Pressured by a $300 million lawsuit for compensatory damages
filed by more than 100 families, Pan Am has subpoenaed records of
six U.S. Government agencies including the CIA, the Drug
Enforcement Administration and the State Department. The subpoena
suggests that Israel or West Germany relayed serious warnings of
a bombing to the U.S. -- and that the warnings were not passed on
to Pan Am. The Flight 103 families say Pan Am may merely be trying
to shift the blame so it can wriggle out of paying huge claims.

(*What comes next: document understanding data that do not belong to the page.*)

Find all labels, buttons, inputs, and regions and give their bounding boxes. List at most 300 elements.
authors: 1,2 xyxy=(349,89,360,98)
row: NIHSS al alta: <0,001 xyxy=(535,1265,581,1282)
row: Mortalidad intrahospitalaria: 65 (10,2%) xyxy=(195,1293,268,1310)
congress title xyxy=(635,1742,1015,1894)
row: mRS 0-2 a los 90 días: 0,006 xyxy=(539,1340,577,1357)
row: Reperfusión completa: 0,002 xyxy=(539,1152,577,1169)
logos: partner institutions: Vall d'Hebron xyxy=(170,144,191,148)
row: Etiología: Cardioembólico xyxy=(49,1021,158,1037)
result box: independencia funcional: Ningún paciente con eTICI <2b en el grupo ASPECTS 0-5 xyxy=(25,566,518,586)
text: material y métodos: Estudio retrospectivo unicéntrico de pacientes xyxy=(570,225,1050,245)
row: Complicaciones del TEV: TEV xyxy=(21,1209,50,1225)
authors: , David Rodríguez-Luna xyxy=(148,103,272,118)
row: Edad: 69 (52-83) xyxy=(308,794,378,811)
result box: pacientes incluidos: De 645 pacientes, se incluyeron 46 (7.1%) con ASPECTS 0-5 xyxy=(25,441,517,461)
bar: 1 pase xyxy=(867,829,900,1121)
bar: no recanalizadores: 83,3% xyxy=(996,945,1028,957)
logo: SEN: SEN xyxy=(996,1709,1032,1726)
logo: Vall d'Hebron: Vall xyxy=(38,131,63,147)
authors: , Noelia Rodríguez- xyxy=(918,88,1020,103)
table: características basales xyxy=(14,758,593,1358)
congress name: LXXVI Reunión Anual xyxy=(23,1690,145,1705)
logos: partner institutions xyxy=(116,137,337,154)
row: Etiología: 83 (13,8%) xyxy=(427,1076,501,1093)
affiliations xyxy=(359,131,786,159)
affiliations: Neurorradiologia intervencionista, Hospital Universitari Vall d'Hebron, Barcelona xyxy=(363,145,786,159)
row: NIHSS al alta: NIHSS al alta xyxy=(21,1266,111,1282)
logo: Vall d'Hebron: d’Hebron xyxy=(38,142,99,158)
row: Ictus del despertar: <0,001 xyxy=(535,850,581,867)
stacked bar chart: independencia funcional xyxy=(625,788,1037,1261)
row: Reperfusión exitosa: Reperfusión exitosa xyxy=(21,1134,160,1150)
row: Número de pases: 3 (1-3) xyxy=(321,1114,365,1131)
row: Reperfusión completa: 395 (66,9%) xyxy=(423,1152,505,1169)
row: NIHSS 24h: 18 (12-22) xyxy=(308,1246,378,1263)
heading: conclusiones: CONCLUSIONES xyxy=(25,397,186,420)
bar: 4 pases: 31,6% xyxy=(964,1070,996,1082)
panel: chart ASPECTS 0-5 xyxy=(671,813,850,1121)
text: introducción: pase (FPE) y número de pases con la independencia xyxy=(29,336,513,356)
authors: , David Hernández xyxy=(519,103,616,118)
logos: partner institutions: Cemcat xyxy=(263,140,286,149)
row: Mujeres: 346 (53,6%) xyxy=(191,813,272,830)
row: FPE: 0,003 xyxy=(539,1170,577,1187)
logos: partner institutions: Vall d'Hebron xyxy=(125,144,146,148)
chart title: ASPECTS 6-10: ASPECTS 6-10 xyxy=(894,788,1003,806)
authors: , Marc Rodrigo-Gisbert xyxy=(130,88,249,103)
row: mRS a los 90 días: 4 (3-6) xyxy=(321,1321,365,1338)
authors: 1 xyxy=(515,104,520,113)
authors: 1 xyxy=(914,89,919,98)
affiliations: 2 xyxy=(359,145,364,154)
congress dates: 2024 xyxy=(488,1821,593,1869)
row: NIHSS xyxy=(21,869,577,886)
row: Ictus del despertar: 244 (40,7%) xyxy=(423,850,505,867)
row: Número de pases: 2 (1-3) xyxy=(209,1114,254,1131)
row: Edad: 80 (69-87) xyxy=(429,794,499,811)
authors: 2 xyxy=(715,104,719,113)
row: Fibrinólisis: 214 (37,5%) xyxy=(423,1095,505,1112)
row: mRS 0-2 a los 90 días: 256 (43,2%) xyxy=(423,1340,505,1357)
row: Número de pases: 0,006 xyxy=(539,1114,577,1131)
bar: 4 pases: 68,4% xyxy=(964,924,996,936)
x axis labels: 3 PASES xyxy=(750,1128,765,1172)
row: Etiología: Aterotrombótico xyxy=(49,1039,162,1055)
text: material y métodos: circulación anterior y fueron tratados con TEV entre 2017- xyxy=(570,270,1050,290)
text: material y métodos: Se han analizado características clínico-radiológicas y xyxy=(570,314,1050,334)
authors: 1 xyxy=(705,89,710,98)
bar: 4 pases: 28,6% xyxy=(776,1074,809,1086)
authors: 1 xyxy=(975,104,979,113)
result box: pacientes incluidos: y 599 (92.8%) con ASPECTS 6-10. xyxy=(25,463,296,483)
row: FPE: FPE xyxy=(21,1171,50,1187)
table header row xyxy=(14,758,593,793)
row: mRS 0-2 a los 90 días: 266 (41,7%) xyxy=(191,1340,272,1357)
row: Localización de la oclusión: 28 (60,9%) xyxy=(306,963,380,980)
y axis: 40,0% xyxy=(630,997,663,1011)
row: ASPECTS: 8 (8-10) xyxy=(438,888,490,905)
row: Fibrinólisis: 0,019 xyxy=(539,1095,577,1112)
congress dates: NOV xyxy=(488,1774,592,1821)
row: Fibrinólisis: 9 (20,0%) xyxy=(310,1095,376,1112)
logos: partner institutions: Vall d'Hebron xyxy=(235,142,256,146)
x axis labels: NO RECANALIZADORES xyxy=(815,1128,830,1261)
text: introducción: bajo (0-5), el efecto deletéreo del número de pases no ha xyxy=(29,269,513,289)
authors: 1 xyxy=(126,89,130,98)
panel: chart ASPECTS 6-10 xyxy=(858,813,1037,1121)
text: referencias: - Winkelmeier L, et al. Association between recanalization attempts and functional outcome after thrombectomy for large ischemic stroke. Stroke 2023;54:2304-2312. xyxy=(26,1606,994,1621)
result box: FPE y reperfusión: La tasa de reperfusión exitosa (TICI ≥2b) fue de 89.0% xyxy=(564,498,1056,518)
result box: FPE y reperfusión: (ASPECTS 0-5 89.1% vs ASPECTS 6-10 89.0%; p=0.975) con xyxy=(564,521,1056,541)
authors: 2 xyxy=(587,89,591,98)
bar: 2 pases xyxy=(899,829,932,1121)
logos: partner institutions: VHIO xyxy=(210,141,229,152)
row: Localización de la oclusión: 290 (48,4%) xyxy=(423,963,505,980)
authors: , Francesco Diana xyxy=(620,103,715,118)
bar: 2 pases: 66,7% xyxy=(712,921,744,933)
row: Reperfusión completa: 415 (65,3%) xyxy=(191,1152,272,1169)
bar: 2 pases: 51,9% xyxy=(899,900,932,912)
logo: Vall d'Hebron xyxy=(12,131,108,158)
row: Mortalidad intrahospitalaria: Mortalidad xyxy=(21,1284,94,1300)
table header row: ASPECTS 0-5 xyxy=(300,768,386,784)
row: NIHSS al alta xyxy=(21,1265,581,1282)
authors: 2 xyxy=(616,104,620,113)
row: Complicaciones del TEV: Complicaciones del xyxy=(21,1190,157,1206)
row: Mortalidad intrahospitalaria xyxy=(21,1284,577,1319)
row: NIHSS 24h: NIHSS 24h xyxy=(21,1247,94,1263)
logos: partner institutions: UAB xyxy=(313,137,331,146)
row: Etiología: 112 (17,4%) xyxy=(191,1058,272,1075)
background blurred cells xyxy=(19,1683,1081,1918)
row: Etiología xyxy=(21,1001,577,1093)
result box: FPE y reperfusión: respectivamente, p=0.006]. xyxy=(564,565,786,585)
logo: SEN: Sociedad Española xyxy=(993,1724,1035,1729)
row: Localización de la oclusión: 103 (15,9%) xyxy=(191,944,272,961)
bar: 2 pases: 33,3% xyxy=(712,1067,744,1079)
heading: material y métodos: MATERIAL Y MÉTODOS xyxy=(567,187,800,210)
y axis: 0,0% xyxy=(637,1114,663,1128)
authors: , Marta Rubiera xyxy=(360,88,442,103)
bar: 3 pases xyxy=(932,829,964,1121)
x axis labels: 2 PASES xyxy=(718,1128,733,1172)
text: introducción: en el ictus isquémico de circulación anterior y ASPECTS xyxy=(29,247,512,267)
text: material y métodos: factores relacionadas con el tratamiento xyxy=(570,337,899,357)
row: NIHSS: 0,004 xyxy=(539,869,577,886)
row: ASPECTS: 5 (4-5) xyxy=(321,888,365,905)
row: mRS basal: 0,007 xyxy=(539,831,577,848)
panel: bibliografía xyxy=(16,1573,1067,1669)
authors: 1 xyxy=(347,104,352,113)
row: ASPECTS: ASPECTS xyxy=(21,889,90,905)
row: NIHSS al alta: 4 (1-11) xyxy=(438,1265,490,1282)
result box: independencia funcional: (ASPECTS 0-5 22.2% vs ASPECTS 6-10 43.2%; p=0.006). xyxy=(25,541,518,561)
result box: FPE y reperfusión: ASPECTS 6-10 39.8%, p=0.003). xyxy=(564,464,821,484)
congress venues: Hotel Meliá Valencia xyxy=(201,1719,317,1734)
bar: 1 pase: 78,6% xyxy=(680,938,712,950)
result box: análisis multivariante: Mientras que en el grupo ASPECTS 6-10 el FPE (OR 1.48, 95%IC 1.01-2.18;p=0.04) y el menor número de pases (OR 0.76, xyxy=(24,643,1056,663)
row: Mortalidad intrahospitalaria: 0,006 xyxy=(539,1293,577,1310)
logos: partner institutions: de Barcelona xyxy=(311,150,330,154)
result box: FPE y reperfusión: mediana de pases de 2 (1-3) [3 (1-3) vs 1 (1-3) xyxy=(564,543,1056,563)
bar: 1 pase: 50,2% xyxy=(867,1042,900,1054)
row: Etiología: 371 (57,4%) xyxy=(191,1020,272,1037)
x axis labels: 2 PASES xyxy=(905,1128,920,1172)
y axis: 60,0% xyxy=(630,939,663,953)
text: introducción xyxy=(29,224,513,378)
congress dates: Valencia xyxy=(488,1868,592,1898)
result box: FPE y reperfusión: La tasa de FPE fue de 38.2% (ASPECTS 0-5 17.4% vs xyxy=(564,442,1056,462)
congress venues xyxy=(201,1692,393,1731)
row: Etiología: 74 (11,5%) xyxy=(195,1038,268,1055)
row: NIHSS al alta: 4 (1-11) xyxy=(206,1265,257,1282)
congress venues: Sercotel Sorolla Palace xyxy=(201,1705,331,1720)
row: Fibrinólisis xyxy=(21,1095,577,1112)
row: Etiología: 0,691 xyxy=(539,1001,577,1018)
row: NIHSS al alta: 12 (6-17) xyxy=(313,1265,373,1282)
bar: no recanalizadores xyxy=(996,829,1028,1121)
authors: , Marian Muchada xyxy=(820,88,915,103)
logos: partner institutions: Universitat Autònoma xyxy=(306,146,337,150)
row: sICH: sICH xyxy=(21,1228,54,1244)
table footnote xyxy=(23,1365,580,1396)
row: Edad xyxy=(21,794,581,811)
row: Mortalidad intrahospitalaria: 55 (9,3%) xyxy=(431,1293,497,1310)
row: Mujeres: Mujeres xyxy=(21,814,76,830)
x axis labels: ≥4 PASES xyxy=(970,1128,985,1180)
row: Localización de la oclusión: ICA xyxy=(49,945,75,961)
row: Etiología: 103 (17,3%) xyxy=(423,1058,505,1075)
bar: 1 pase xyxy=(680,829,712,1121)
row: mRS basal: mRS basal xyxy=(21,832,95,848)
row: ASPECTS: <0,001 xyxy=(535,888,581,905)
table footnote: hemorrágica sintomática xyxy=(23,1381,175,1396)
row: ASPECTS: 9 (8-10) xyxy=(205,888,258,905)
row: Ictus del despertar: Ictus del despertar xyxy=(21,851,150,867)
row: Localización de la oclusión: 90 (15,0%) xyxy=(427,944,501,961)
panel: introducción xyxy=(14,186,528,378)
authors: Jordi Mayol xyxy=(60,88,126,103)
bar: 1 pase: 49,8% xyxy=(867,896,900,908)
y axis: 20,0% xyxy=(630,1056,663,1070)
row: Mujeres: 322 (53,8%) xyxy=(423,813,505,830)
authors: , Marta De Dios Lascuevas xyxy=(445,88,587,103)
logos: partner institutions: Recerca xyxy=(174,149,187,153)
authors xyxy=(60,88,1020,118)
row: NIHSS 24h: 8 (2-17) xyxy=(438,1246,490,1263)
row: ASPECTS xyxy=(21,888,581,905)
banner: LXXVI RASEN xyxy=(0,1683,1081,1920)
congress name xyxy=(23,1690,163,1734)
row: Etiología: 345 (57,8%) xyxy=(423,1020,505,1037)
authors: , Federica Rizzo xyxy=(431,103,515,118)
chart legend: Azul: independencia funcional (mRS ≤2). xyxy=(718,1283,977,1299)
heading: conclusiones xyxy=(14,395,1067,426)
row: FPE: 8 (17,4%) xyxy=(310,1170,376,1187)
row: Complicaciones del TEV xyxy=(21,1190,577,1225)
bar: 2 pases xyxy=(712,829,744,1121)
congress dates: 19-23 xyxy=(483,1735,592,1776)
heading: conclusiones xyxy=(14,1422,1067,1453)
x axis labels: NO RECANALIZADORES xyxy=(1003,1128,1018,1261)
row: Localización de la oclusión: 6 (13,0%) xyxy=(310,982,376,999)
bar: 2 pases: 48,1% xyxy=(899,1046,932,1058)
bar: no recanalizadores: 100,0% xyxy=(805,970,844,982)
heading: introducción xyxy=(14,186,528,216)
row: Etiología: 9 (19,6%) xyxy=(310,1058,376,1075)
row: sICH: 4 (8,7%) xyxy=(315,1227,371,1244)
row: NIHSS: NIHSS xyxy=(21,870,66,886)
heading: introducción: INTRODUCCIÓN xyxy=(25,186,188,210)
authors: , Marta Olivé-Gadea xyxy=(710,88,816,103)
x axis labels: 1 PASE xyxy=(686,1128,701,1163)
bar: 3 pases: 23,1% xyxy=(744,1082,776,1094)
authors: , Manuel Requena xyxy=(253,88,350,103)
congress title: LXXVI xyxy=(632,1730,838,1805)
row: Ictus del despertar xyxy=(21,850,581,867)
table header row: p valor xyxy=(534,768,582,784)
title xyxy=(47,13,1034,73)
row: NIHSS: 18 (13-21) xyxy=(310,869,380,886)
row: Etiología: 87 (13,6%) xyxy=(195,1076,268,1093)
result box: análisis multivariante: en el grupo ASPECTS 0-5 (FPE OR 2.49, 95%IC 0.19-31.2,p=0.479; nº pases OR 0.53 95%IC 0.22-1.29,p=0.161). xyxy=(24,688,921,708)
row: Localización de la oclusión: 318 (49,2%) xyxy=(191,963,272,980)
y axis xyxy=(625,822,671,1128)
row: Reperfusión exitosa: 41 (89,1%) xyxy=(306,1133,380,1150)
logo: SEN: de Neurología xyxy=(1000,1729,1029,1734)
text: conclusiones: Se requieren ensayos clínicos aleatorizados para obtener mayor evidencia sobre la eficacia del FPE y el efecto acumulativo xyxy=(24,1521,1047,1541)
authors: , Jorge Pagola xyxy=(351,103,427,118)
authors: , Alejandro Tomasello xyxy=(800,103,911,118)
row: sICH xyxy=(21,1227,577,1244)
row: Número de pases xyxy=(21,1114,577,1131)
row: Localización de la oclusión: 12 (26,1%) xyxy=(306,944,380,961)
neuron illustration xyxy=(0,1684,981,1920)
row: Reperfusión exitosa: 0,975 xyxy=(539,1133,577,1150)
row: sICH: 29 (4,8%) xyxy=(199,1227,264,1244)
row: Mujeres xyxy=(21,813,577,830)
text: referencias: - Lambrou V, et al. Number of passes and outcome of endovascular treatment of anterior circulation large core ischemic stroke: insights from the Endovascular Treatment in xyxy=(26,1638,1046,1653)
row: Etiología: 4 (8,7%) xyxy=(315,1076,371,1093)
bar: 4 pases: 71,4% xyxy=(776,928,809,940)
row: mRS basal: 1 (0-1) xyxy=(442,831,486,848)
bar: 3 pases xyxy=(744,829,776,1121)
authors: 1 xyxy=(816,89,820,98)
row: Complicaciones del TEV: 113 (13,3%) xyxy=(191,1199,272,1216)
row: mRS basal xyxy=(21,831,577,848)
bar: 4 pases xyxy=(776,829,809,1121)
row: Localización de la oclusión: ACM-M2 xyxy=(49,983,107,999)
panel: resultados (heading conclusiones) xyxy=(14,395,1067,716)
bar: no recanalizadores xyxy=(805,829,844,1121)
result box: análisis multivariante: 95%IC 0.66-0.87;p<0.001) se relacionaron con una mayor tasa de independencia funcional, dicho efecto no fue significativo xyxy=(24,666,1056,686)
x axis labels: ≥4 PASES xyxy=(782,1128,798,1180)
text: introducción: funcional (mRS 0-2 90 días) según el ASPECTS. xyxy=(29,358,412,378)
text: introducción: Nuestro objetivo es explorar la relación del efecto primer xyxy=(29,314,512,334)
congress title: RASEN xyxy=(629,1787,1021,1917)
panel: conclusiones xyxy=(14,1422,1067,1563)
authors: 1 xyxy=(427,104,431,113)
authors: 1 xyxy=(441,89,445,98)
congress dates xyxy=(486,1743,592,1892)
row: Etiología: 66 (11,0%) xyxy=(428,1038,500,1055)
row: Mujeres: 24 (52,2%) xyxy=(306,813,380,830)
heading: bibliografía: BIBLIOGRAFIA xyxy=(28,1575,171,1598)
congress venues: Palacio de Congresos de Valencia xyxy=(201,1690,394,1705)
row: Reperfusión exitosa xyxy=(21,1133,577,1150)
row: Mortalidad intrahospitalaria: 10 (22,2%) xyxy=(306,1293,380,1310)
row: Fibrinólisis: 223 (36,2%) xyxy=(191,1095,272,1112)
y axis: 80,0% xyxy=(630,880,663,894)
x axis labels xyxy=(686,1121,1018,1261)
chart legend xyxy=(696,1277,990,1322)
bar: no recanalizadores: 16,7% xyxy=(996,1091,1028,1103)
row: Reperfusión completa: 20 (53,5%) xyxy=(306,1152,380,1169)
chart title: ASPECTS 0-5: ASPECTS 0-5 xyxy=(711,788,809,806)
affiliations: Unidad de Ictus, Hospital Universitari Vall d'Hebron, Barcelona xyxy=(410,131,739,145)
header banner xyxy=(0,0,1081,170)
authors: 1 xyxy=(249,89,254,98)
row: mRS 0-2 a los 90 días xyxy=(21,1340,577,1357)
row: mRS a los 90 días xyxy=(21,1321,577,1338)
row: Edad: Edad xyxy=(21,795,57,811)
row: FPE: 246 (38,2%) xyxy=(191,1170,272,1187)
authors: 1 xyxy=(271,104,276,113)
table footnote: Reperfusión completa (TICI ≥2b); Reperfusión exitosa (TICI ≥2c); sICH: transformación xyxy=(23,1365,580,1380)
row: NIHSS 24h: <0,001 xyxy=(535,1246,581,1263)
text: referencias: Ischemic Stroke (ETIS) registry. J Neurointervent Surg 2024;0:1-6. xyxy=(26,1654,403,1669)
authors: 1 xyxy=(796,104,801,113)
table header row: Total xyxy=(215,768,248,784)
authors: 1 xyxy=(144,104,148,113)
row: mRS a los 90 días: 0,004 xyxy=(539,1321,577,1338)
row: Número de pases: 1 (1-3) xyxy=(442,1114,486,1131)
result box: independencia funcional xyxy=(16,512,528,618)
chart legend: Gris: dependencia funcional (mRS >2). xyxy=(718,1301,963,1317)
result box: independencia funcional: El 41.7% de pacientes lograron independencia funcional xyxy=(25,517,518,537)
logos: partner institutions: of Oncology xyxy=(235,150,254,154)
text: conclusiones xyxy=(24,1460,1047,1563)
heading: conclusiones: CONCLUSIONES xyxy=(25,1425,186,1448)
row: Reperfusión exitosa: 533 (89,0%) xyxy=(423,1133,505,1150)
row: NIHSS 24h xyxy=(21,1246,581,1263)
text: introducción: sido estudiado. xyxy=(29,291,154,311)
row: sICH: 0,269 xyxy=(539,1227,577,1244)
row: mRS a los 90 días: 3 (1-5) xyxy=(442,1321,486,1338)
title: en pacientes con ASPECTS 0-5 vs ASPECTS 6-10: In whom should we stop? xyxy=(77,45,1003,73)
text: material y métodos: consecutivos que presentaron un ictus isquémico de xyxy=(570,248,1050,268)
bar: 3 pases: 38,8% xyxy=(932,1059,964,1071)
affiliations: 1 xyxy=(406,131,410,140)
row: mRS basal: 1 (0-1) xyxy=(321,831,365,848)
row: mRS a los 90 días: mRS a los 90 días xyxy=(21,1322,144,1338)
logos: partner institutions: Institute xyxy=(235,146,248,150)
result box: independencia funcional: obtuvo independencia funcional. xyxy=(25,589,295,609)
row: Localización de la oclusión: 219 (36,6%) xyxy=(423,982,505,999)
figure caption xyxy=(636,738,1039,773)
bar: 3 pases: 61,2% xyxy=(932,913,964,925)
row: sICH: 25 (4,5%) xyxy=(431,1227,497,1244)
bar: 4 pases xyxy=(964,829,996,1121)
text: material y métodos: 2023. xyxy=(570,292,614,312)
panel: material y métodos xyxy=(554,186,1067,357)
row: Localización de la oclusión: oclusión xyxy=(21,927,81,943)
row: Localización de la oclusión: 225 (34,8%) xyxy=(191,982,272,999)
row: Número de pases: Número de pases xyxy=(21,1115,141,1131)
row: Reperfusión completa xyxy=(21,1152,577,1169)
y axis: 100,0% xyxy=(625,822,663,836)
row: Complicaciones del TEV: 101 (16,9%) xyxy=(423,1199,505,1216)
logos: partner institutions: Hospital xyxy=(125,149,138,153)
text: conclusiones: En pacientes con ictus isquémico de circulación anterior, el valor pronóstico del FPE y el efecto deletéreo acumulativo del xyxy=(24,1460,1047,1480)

In the wildest allegation so far, an internal report by an
investigator for Pan Am's insurance carrier suggests that the CIA
unwittingly allowed the bomb aboard Flight 103 to protect a
hostage-for-drugs operation. The report states that Monzer al
Kassar, a Syrian arms dealer, was permitted to ship drugs through
a "protected" route at Frankfurt in exchange for promises to help
free American hostages in Lebanon. The subpoenas filed by Pan Am
suggest that the CIA may even have a videotape of the bomb-laden
suitcase being loaded in Frankfurt. The CIA and British authorities
categorically deny these allegations.
After months of being kept in the dark, however, the families
no longer discount any theory. "I believe (the CIA scenario) is
more than possible," says Giebler. She is not alone in her
suspicion, nor in her anger about the offer by the Bush
Administration to compensate the families of victims killed in the
downing of an Iranian passenger jet by the U.S.S. Vincennes in July
1988. Some security analysts conclude that Iran ordered the bombing
of Flight 103 to avenge the Iranian Airbus disaster. The families
do not disagree. Jeannine Boulanger, whose 21-year-old daughter
Nicole was killed over Lockerbie, remembers vividly the day the
Iranian plane went down. "Little did I realize that my daughter
would pay the price for that," she says. "Iran paid for this
bombing, yet Americans must sue to get compensation."
The families' estrangement from the Government and anger at Pan
Am began almost as soon as Flight 103 fell from the sky. As
television displayed the plane's splintered wreckage, relatives
were told to wait patiently for the State Department to return
their calls. Some sat seething by their telephones for as long as
three days while calls bounced between agencies. When relatives of
John Ahern, 26, went to New York City's Kennedy Airport, they were
directed to a livestock warehouse where his body was forklifted off
a plane in a cardboard box. No Pan Am or Government representative
was present to help them. "They stripped him of his dignity," says
Ahern's sister Bonnie O'Connor. "He should have come home with an
American flag on his coffin."
The families say their quest for answers will persist until
they learn who killed their relatives and how it was allowed to
happen. Nor will they back down until air travel is made safer. "We
are answering to our loved ones," says Ammerman. "We have all made
a commitment not to stop until we satisfy that need." No one who
has come up against them doubts the sincerity of that promise.